Mereka makan dengan cepat, Yefan terus memperhatikan waktu. Saat ini, apapun kesalahan tidak ia takutkan, kecuali telat masuk kelas. Jika bertemu guru yang sedang kurang baik moodnya, bisa jadi mereka jadi sasaran pelampiasan. Kalau hanya kena omelan, masih bisa ditahan, tapi kalau disuruh membuat laporan, itu bisa jadi malam yang menyakitkan.
Yefan bahkan memasang alarm di ponselnya. Begitu berbunyi, ia langsung menarik Yeping yang belum sempat menghabiskan bakpao, setengahnya masih di mulut, untuk berlari.
Yeping berteriak, “Bakpao! Bakpao-ku belum habis!”
Yefan juga berteriak, “Tidak ada waktu, kalau telat malam ini harus buat laporan lagi!”
Ketakutan Yeping terhadap laporan tidak kalah dengan Yefan. Ia buru-buru mengusap mulut, lalu mengikuti Yefan berlari ke kelas.

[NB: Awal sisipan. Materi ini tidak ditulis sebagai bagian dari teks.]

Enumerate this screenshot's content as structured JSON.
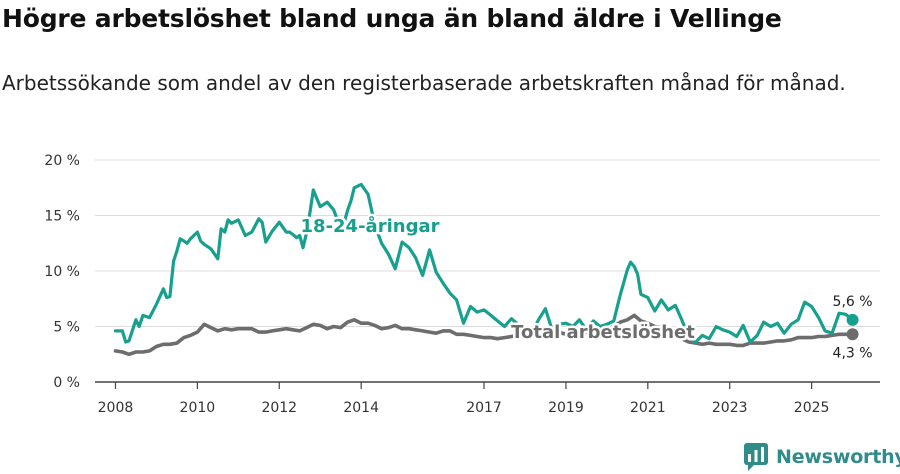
{
  "title": "Högre arbetslöshet bland unga än bland äldre i Vellinge",
  "subtitle": "Arbetssökande som andel av den registerbaserade arbetskraften månad för månad.",
  "brand": "Newsworthy",
  "colors": {
    "youth": "#18a08f",
    "total": "#6d6d6d",
    "grid": "#dddddd",
    "axis": "#444444",
    "brand": "#2f8c8a"
  },
  "chart_data": {
    "type": "line",
    "title": "Högre arbetslöshet bland unga än bland äldre i Vellinge",
    "xlabel": "",
    "ylabel": "",
    "ylim": [
      0,
      20
    ],
    "xlim": [
      2007.5,
      2026.67
    ],
    "yticks": [
      0,
      5,
      10,
      15,
      20
    ],
    "ytick_labels": [
      "0 %",
      "5 %",
      "10 %",
      "15 %",
      "20 %"
    ],
    "xticks": [
      2008,
      2010,
      2012,
      2014,
      2017,
      2019,
      2021,
      2023,
      2025
    ],
    "xtick_labels": [
      "2008",
      "2010",
      "2012",
      "2014",
      "2017",
      "2019",
      "2021",
      "2023",
      "2025"
    ],
    "series": [
      {
        "name": "18-24-åringar",
        "color": "#18a08f",
        "last_label": "5,6 %",
        "x": [
          2008.0,
          2008.17,
          2008.25,
          2008.33,
          2008.5,
          2008.58,
          2008.67,
          2008.83,
          2009.0,
          2009.17,
          2009.25,
          2009.33,
          2009.42,
          2009.5,
          2009.58,
          2009.67,
          2009.75,
          2009.83,
          2010.0,
          2010.08,
          2010.17,
          2010.33,
          2010.5,
          2010.58,
          2010.67,
          2010.75,
          2010.83,
          2011.0,
          2011.17,
          2011.33,
          2011.5,
          2011.58,
          2011.67,
          2011.83,
          2012.0,
          2012.17,
          2012.25,
          2012.33,
          2012.42,
          2012.5,
          2012.58,
          2012.67,
          2012.75,
          2012.83,
          2013.0,
          2013.17,
          2013.33,
          2013.42,
          2013.5,
          2013.58,
          2013.67,
          2013.75,
          2013.83,
          2014.0,
          2014.17,
          2014.33,
          2014.5,
          2014.67,
          2014.83,
          2015.0,
          2015.17,
          2015.33,
          2015.5,
          2015.67,
          2015.83,
          2016.0,
          2016.17,
          2016.33,
          2016.5,
          2016.67,
          2016.83,
          2017.0,
          2017.17,
          2017.33,
          2017.5,
          2017.67,
          2017.83,
          2018.0,
          2018.17,
          2018.33,
          2018.5,
          2018.67,
          2018.83,
          2019.0,
          2019.17,
          2019.33,
          2019.5,
          2019.67,
          2019.83,
          2020.0,
          2020.17,
          2020.33,
          2020.5,
          2020.58,
          2020.67,
          2020.75,
          2020.83,
          2021.0,
          2021.17,
          2021.33,
          2021.5,
          2021.67,
          2021.83,
          2022.0,
          2022.17,
          2022.33,
          2022.5,
          2022.67,
          2022.83,
          2023.0,
          2023.17,
          2023.33,
          2023.5,
          2023.67,
          2023.83,
          2024.0,
          2024.17,
          2024.33,
          2024.5,
          2024.67,
          2024.83,
          2025.0,
          2025.17,
          2025.33,
          2025.5,
          2025.67,
          2025.83,
          2026.0
        ],
        "values": [
          4.6,
          4.6,
          3.6,
          3.7,
          5.6,
          5.0,
          6.0,
          5.8,
          7.0,
          8.4,
          7.6,
          7.7,
          10.9,
          11.8,
          12.9,
          12.7,
          12.5,
          12.9,
          13.5,
          12.7,
          12.4,
          12.0,
          11.1,
          13.8,
          13.5,
          14.6,
          14.3,
          14.6,
          13.2,
          13.5,
          14.7,
          14.4,
          12.6,
          13.6,
          14.4,
          13.5,
          13.5,
          13.3,
          13.0,
          13.2,
          12.1,
          13.5,
          15.3,
          17.3,
          15.8,
          16.2,
          15.5,
          14.6,
          14.0,
          14.3,
          15.5,
          16.3,
          17.5,
          17.8,
          16.9,
          14.2,
          12.5,
          11.5,
          10.2,
          12.6,
          12.1,
          11.2,
          9.6,
          11.9,
          9.9,
          8.9,
          8.0,
          7.4,
          5.3,
          6.8,
          6.3,
          6.5,
          6.0,
          5.5,
          5.0,
          5.7,
          5.2,
          4.8,
          4.4,
          5.6,
          6.6,
          4.6,
          5.2,
          5.3,
          5.0,
          5.6,
          4.7,
          5.5,
          5.0,
          5.2,
          5.5,
          7.9,
          10.1,
          10.8,
          10.4,
          9.7,
          7.9,
          7.6,
          6.4,
          7.4,
          6.5,
          6.9,
          5.6,
          4.0,
          3.6,
          4.2,
          3.9,
          5.0,
          4.7,
          4.5,
          4.1,
          5.1,
          3.6,
          4.2,
          5.4,
          5.0,
          5.3,
          4.4,
          5.2,
          5.6,
          7.2,
          6.8,
          5.8,
          4.6,
          4.4,
          6.2,
          6.1,
          5.6
        ]
      },
      {
        "name": "Total arbetslöshet",
        "color": "#6d6d6d",
        "last_label": "4,3 %",
        "x": [
          2008.0,
          2008.17,
          2008.33,
          2008.5,
          2008.67,
          2008.83,
          2009.0,
          2009.17,
          2009.33,
          2009.5,
          2009.67,
          2009.83,
          2010.0,
          2010.17,
          2010.33,
          2010.5,
          2010.67,
          2010.83,
          2011.0,
          2011.17,
          2011.33,
          2011.5,
          2011.67,
          2011.83,
          2012.0,
          2012.17,
          2012.33,
          2012.5,
          2012.67,
          2012.83,
          2013.0,
          2013.17,
          2013.33,
          2013.5,
          2013.67,
          2013.83,
          2014.0,
          2014.17,
          2014.33,
          2014.5,
          2014.67,
          2014.83,
          2015.0,
          2015.17,
          2015.33,
          2015.5,
          2015.67,
          2015.83,
          2016.0,
          2016.17,
          2016.33,
          2016.5,
          2016.67,
          2016.83,
          2017.0,
          2017.17,
          2017.33,
          2017.5,
          2017.67,
          2017.83,
          2018.0,
          2018.17,
          2018.33,
          2018.5,
          2018.67,
          2018.83,
          2019.0,
          2019.17,
          2019.33,
          2019.5,
          2019.67,
          2019.83,
          2020.0,
          2020.17,
          2020.33,
          2020.5,
          2020.67,
          2020.83,
          2021.0,
          2021.17,
          2021.33,
          2021.5,
          2021.67,
          2021.83,
          2022.0,
          2022.17,
          2022.33,
          2022.5,
          2022.67,
          2022.83,
          2023.0,
          2023.17,
          2023.33,
          2023.5,
          2023.67,
          2023.83,
          2024.0,
          2024.17,
          2024.33,
          2024.5,
          2024.67,
          2024.83,
          2025.0,
          2025.17,
          2025.33,
          2025.5,
          2025.67,
          2025.83,
          2026.0
        ],
        "values": [
          2.8,
          2.7,
          2.5,
          2.7,
          2.7,
          2.8,
          3.2,
          3.4,
          3.4,
          3.5,
          4.0,
          4.2,
          4.5,
          5.2,
          4.9,
          4.6,
          4.8,
          4.7,
          4.8,
          4.8,
          4.8,
          4.5,
          4.5,
          4.6,
          4.7,
          4.8,
          4.7,
          4.6,
          4.9,
          5.2,
          5.1,
          4.8,
          5.0,
          4.9,
          5.4,
          5.6,
          5.3,
          5.3,
          5.1,
          4.8,
          4.9,
          5.1,
          4.8,
          4.8,
          4.7,
          4.6,
          4.5,
          4.4,
          4.6,
          4.6,
          4.3,
          4.3,
          4.2,
          4.1,
          4.0,
          4.0,
          3.9,
          4.0,
          4.1,
          4.2,
          4.3,
          4.6,
          4.5,
          4.6,
          4.4,
          4.5,
          4.3,
          4.4,
          4.4,
          4.5,
          4.6,
          4.7,
          4.7,
          5.0,
          5.4,
          5.6,
          6.0,
          5.5,
          5.3,
          5.0,
          4.9,
          4.5,
          4.1,
          3.9,
          3.6,
          3.5,
          3.4,
          3.5,
          3.4,
          3.4,
          3.4,
          3.3,
          3.3,
          3.5,
          3.5,
          3.5,
          3.6,
          3.7,
          3.7,
          3.8,
          4.0,
          4.0,
          4.0,
          4.1,
          4.1,
          4.2,
          4.3,
          4.3,
          4.3
        ]
      }
    ]
  }
}
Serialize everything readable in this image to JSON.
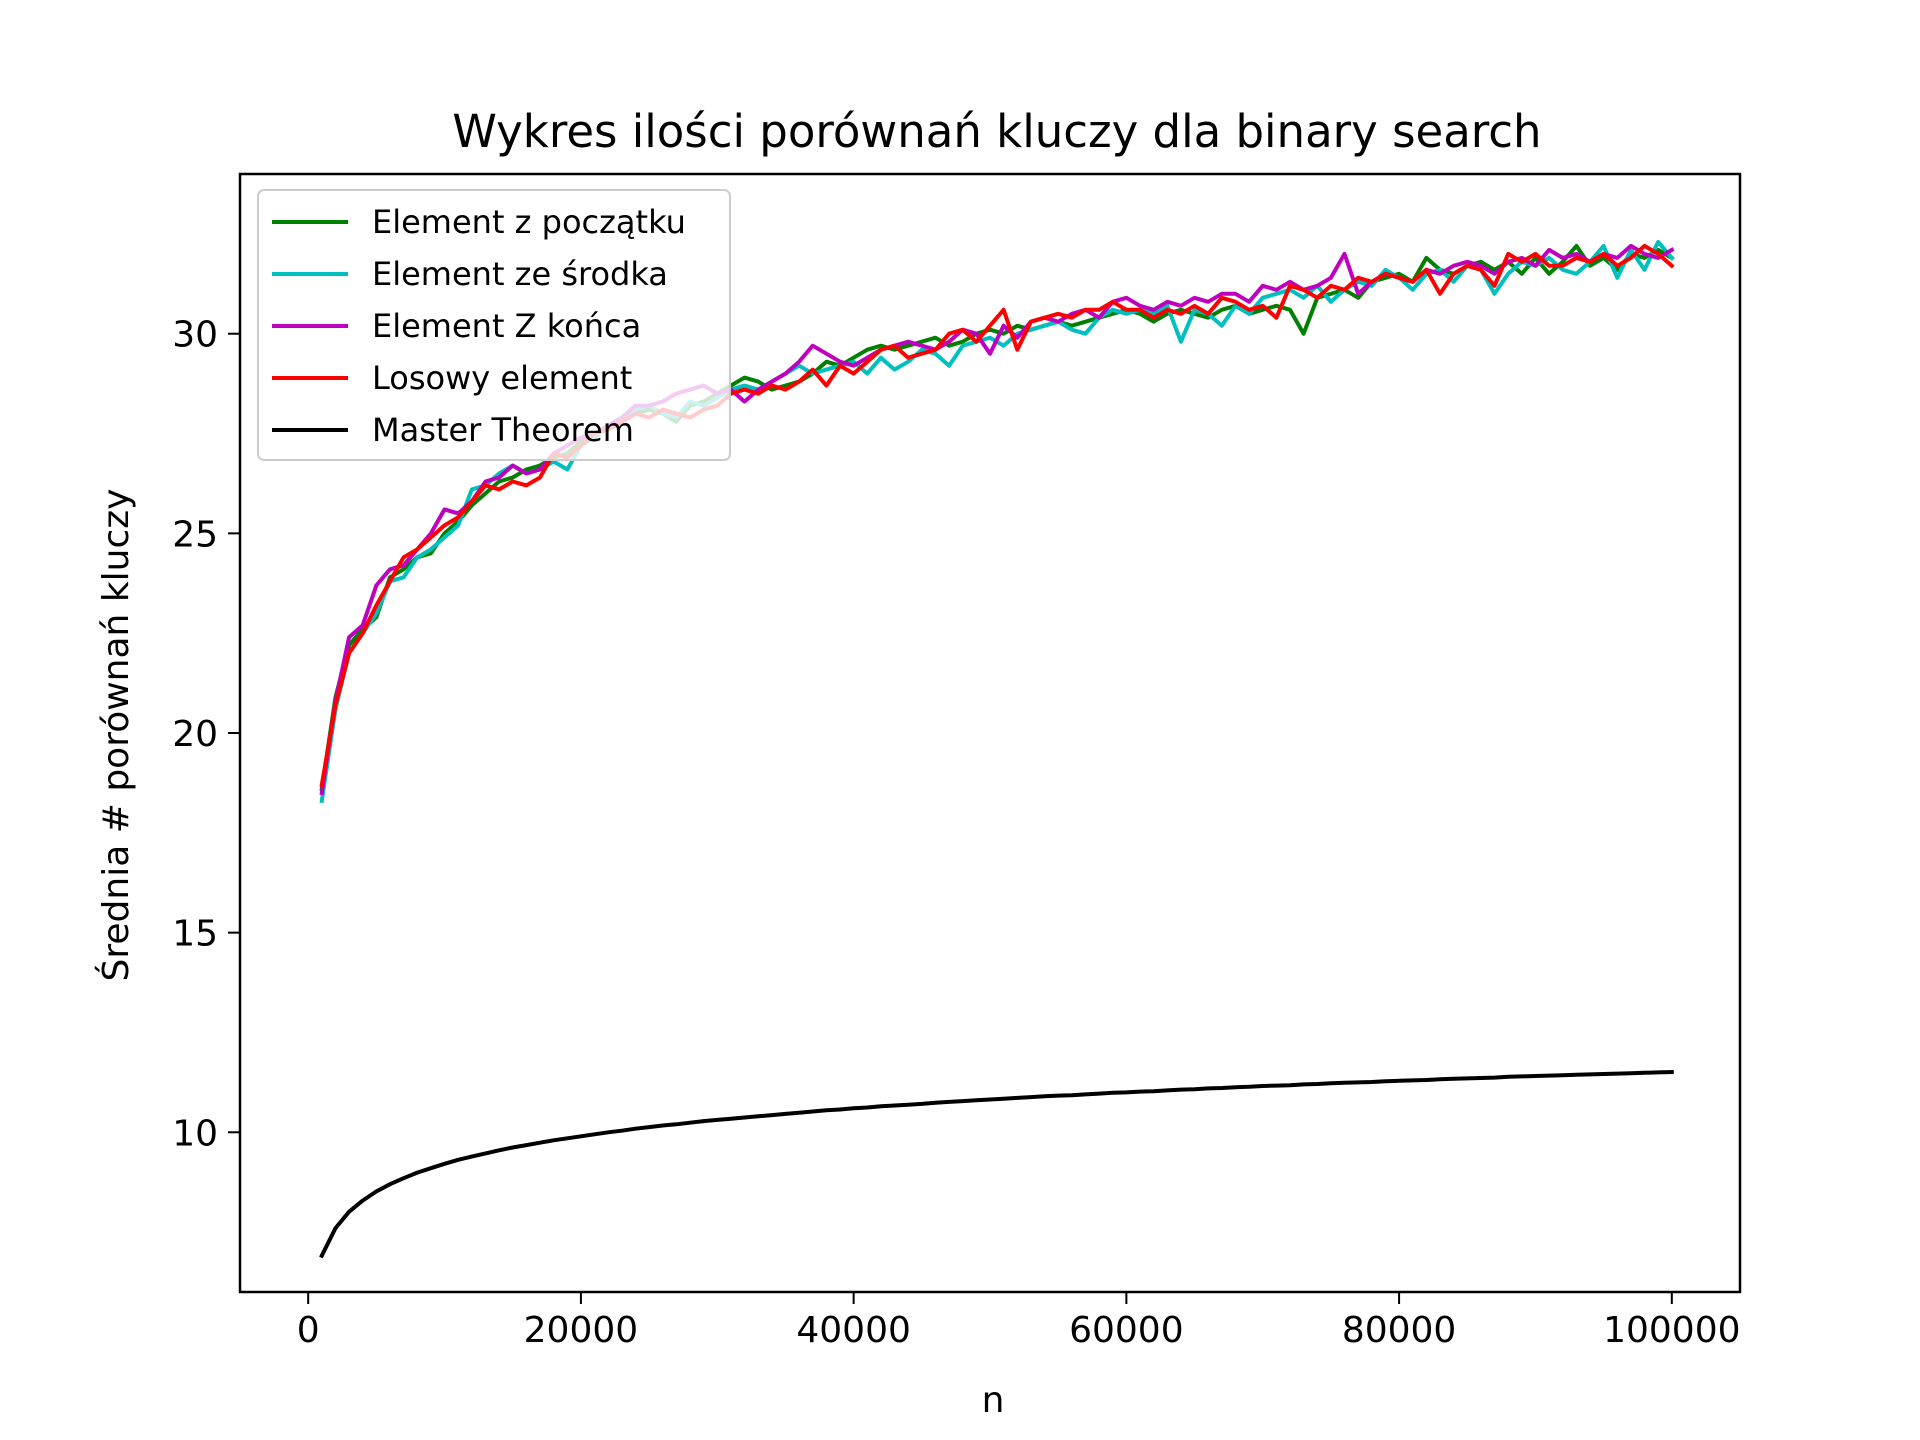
{
  "chart_data": {
    "type": "line",
    "title": "Wykres ilości porównań kluczy dla binary search",
    "xlabel": "n",
    "ylabel": "Średnia # porównań kluczy",
    "xlim": [
      -5000,
      105000
    ],
    "ylim": [
      6.0,
      34.0
    ],
    "xticks": [
      0,
      20000,
      40000,
      60000,
      80000,
      100000
    ],
    "yticks": [
      10,
      15,
      20,
      25,
      30
    ],
    "grid": false,
    "legend_position": "top-left",
    "x": [
      1000,
      2000,
      3000,
      4000,
      5000,
      6000,
      7000,
      8000,
      9000,
      10000,
      11000,
      12000,
      13000,
      14000,
      15000,
      16000,
      17000,
      18000,
      19000,
      20000,
      21000,
      22000,
      23000,
      24000,
      25000,
      26000,
      27000,
      28000,
      29000,
      30000,
      31000,
      32000,
      33000,
      34000,
      35000,
      36000,
      37000,
      38000,
      39000,
      40000,
      41000,
      42000,
      43000,
      44000,
      45000,
      46000,
      47000,
      48000,
      49000,
      50000,
      51000,
      52000,
      53000,
      54000,
      55000,
      56000,
      57000,
      58000,
      59000,
      60000,
      61000,
      62000,
      63000,
      64000,
      65000,
      66000,
      67000,
      68000,
      69000,
      70000,
      71000,
      72000,
      73000,
      74000,
      75000,
      76000,
      77000,
      78000,
      79000,
      80000,
      81000,
      82000,
      83000,
      84000,
      85000,
      86000,
      87000,
      88000,
      89000,
      90000,
      91000,
      92000,
      93000,
      94000,
      95000,
      96000,
      97000,
      98000,
      99000,
      100000
    ],
    "series": [
      {
        "name": "Element z początku",
        "color": "#008000",
        "values": [
          18.6,
          20.9,
          22.2,
          22.6,
          22.9,
          23.9,
          24.1,
          24.4,
          24.5,
          25.0,
          25.3,
          25.7,
          26.0,
          26.3,
          26.4,
          26.6,
          26.7,
          26.9,
          27.0,
          27.3,
          27.5,
          27.6,
          27.8,
          28.0,
          28.1,
          28.0,
          27.8,
          28.2,
          28.3,
          28.5,
          28.7,
          28.9,
          28.8,
          28.6,
          28.7,
          28.8,
          29.0,
          29.3,
          29.2,
          29.4,
          29.6,
          29.7,
          29.6,
          29.7,
          29.8,
          29.9,
          29.7,
          29.8,
          30.0,
          30.1,
          30.0,
          30.2,
          30.1,
          30.2,
          30.3,
          30.2,
          30.3,
          30.4,
          30.5,
          30.6,
          30.5,
          30.3,
          30.5,
          30.6,
          30.5,
          30.4,
          30.6,
          30.7,
          30.5,
          30.6,
          30.7,
          30.6,
          30.0,
          30.9,
          31.0,
          31.1,
          30.9,
          31.3,
          31.4,
          31.5,
          31.3,
          31.9,
          31.6,
          31.5,
          31.7,
          31.8,
          31.6,
          31.8,
          31.5,
          31.9,
          31.5,
          31.8,
          32.2,
          31.7,
          31.9,
          31.6,
          32.0,
          31.9,
          32.1,
          31.9
        ]
      },
      {
        "name": "Element ze środka",
        "color": "#00BFBF",
        "values": [
          18.3,
          20.6,
          22.0,
          22.5,
          23.0,
          23.8,
          23.9,
          24.4,
          24.6,
          24.9,
          25.2,
          26.1,
          26.2,
          26.5,
          26.7,
          26.5,
          26.6,
          26.8,
          26.6,
          27.2,
          27.4,
          27.7,
          27.9,
          28.1,
          28.2,
          28.0,
          27.9,
          28.3,
          28.2,
          28.4,
          28.6,
          28.7,
          28.6,
          28.8,
          29.0,
          29.2,
          29.0,
          29.1,
          29.2,
          29.3,
          29.0,
          29.4,
          29.1,
          29.3,
          29.6,
          29.5,
          29.2,
          29.7,
          29.8,
          29.9,
          29.7,
          30.0,
          30.1,
          30.2,
          30.3,
          30.1,
          30.0,
          30.4,
          30.6,
          30.5,
          30.6,
          30.5,
          30.7,
          29.8,
          30.6,
          30.5,
          30.2,
          30.7,
          30.5,
          30.9,
          31.0,
          31.1,
          30.9,
          31.2,
          30.8,
          31.1,
          31.3,
          31.2,
          31.6,
          31.4,
          31.1,
          31.5,
          31.6,
          31.3,
          31.7,
          31.6,
          31.0,
          31.5,
          31.8,
          31.7,
          31.9,
          31.6,
          31.5,
          31.8,
          32.2,
          31.4,
          32.1,
          31.6,
          32.3,
          31.9
        ]
      },
      {
        "name": "Element Z końca",
        "color": "#BF00BF",
        "values": [
          18.5,
          20.8,
          22.4,
          22.7,
          23.7,
          24.1,
          24.2,
          24.6,
          25.0,
          25.6,
          25.5,
          25.8,
          26.3,
          26.4,
          26.7,
          26.5,
          26.6,
          27.0,
          27.2,
          27.4,
          27.5,
          27.7,
          27.9,
          28.2,
          28.2,
          28.3,
          28.5,
          28.6,
          28.7,
          28.5,
          28.6,
          28.3,
          28.6,
          28.8,
          29.0,
          29.3,
          29.7,
          29.5,
          29.3,
          29.2,
          29.4,
          29.6,
          29.7,
          29.8,
          29.7,
          29.6,
          29.8,
          30.1,
          30.0,
          29.5,
          30.2,
          29.9,
          30.3,
          30.4,
          30.3,
          30.5,
          30.6,
          30.4,
          30.8,
          30.9,
          30.7,
          30.6,
          30.8,
          30.7,
          30.9,
          30.8,
          31.0,
          31.0,
          30.8,
          31.2,
          31.1,
          31.3,
          31.1,
          31.2,
          31.4,
          32.0,
          31.0,
          31.3,
          31.5,
          31.4,
          31.3,
          31.6,
          31.5,
          31.7,
          31.8,
          31.7,
          31.5,
          31.8,
          31.9,
          31.7,
          32.1,
          31.9,
          32.0,
          31.8,
          32.0,
          31.9,
          32.2,
          32.0,
          31.9,
          32.1
        ]
      },
      {
        "name": "Losowy element",
        "color": "#FF0000",
        "values": [
          18.7,
          20.7,
          22.0,
          22.5,
          23.2,
          23.8,
          24.4,
          24.6,
          24.9,
          25.2,
          25.4,
          25.8,
          26.2,
          26.1,
          26.3,
          26.2,
          26.4,
          27.0,
          26.9,
          27.2,
          27.5,
          27.6,
          27.8,
          28.0,
          27.9,
          28.1,
          28.0,
          27.9,
          28.1,
          28.2,
          28.5,
          28.6,
          28.5,
          28.7,
          28.6,
          28.8,
          29.1,
          28.7,
          29.2,
          29.0,
          29.3,
          29.6,
          29.7,
          29.4,
          29.5,
          29.6,
          30.0,
          30.1,
          29.8,
          30.2,
          30.6,
          29.6,
          30.3,
          30.4,
          30.5,
          30.4,
          30.6,
          30.6,
          30.8,
          30.6,
          30.6,
          30.4,
          30.6,
          30.5,
          30.7,
          30.5,
          30.9,
          30.8,
          30.6,
          30.7,
          30.4,
          31.2,
          31.1,
          30.9,
          31.2,
          31.1,
          31.4,
          31.3,
          31.5,
          31.4,
          31.3,
          31.6,
          31.0,
          31.5,
          31.7,
          31.6,
          31.2,
          32.0,
          31.8,
          32.0,
          31.7,
          31.7,
          31.9,
          31.8,
          32.0,
          31.7,
          31.9,
          32.2,
          32.0,
          31.7
        ]
      },
      {
        "name": "Master Theorem",
        "color": "#000000",
        "values": [
          6.91,
          7.6,
          8.01,
          8.29,
          8.52,
          8.7,
          8.85,
          8.99,
          9.1,
          9.21,
          9.31,
          9.39,
          9.47,
          9.55,
          9.62,
          9.68,
          9.74,
          9.8,
          9.85,
          9.9,
          9.95,
          10.0,
          10.04,
          10.09,
          10.13,
          10.17,
          10.2,
          10.24,
          10.28,
          10.31,
          10.34,
          10.37,
          10.4,
          10.43,
          10.46,
          10.49,
          10.52,
          10.55,
          10.57,
          10.6,
          10.62,
          10.65,
          10.67,
          10.69,
          10.71,
          10.74,
          10.76,
          10.78,
          10.8,
          10.82,
          10.84,
          10.86,
          10.88,
          10.9,
          10.92,
          10.93,
          10.95,
          10.97,
          10.99,
          11.0,
          11.02,
          11.03,
          11.05,
          11.07,
          11.08,
          11.1,
          11.11,
          11.13,
          11.14,
          11.16,
          11.17,
          11.18,
          11.2,
          11.21,
          11.23,
          11.24,
          11.25,
          11.26,
          11.28,
          11.29,
          11.3,
          11.31,
          11.33,
          11.34,
          11.35,
          11.36,
          11.37,
          11.39,
          11.4,
          11.41,
          11.42,
          11.43,
          11.44,
          11.45,
          11.46,
          11.47,
          11.48,
          11.49,
          11.5,
          11.51
        ]
      }
    ]
  }
}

Tangan yang baru saja mengusap mulut, ia gosokkan ke baju Yefan tanpa disadari, sementara Yefan yang fokus sama sekali tidak menyadari.
Di kelas, semua kursi sudah terisi. Sejak insiden Yefan membuat laporan delapan ribu kata, para pelanggar absen jadi lebih hati-hati. Sebelum bisa menulis delapan ribu kata dalam semalam, tidak ada yang berani mengambil risiko itu.
Saat itu, Yefan dan Yeping, yang berasal dari dua kamar berbeda, berkumpul bersama. Mereka sudah sepakat tentang kejadian semalam, bahwa keduanya tidak kembali ke kamar. Sekarang, mereka mendiskusikan apakah semalam mereka bersama, dan jika bersama, apa yang mereka lakukan.
Tiba-tiba, kedua orang itu bergegas masuk kelas, mata merah, wajah lesu, jelas belum mencuci muka. Semua orang penasaran apa yang terjadi, namun keduanya langsung menuju sudut baris paling belakang dan tidur bersisian.
Orang-orang pun bertanya-tanya, apa sebenarnya yang mereka lakukan semalam?